Pulldown resistor on output pin, how does output still work

microcontrolleroutputpulldownpullupresistors

On a part I'm working with, it says that you can configure the part to operate in a particular mode by "strapping" a particular pin to ground. That is, it wants you to use a pulldown resistor to pull it to ground. From what I understand, when this part starts up, the pins are inputs, so the pin gets pulled down, which tells the part to be in X mode. I believe microcontrollers are like this as well, where all pins are inputs when it starts up or after it resets.

What confuses me is that after the part starts up, this is an output. It's basically connected to ground through this resistor. How could there still be an output if it's basically tied to ground?

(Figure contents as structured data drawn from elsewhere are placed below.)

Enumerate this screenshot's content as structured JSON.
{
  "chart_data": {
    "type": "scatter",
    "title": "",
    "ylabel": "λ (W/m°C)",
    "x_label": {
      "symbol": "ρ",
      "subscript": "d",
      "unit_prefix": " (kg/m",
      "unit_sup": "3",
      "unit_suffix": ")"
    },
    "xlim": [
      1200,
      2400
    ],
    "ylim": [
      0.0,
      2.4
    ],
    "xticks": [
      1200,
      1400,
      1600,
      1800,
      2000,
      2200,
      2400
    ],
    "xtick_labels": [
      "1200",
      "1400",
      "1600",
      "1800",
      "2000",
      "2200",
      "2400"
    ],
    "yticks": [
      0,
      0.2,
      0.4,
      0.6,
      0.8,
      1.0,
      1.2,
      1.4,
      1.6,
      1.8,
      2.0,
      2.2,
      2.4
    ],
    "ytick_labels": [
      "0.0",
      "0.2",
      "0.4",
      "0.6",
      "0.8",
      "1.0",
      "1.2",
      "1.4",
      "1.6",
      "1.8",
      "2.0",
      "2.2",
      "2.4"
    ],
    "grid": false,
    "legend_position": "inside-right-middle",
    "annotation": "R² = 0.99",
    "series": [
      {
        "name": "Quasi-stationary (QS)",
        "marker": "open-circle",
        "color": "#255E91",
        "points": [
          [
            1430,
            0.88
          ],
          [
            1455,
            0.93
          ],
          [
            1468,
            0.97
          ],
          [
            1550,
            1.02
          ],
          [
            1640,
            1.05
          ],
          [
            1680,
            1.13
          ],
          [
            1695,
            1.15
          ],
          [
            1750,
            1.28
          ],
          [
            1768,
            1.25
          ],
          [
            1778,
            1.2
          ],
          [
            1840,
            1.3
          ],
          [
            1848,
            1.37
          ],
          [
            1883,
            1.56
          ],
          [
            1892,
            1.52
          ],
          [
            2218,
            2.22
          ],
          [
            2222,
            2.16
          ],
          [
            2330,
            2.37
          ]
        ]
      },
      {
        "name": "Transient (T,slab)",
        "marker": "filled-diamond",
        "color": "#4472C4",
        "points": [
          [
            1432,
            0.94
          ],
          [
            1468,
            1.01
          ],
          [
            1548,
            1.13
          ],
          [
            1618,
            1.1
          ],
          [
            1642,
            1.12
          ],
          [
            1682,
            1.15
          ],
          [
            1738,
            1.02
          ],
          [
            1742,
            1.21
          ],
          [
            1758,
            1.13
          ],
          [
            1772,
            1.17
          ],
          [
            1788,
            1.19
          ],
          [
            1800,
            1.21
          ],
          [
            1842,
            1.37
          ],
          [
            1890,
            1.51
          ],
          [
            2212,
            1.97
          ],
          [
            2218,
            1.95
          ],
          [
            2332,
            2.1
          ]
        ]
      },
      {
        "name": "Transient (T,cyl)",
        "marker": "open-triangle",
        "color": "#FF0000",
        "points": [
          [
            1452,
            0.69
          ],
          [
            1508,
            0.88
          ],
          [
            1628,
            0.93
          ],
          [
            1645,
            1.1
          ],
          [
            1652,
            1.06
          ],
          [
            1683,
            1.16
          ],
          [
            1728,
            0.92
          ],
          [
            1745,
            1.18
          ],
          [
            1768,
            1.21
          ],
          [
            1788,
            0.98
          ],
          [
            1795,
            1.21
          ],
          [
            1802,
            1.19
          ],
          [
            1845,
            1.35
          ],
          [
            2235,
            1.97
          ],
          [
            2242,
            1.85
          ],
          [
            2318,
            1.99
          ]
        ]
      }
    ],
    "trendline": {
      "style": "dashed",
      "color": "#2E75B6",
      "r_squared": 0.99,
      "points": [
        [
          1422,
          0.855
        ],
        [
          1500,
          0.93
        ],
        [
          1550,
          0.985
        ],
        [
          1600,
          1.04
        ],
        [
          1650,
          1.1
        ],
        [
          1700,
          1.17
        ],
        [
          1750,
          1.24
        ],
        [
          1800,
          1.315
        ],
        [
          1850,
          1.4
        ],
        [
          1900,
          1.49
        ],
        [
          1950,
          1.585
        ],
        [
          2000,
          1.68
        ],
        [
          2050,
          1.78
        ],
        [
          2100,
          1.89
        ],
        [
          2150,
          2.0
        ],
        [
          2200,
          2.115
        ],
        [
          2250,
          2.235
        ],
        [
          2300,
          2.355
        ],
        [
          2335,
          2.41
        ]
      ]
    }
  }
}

Let's say it's supposed to output a signal to, I dunno, a microcontroller. Whenever it outputs, wouldn't that current all go to ground and not end up at the microcontroller?

Thanks for the help!

Best Answer

You have two modes.

Input
The input is high-impedance, so there won't flow any current, apart from a small leakage current, which we'll ignore for the moment. Let's say you have a 10 kΩ pull-down resistor. Since there doesn't flow any current into or out of the input there won't be any current through the resistor, and then, due to Ohm's Law there won't be any voltage across it either. So if the low end is 0 V, so will be the input. The controller sees it as a low level.

Output
Whether the output is high or low, it's low impedance, like for instance 10 Ω. Low won't be a problem: the pull-down already made the level low, and the low impedance of the output only enforces this.

If the output is high, the internal 10 Ω resistor and the 10 kΩ pull-down form a resistor divider. The output voltage will then be

\$ V_{out} = \dfrac{10 k\Omega}{10 k\Omega + 10\Omega} 5 V = 4.995 V \$

So the pull-down resistor changes the output voltage only very slightly, thanks to the big difference in resistance.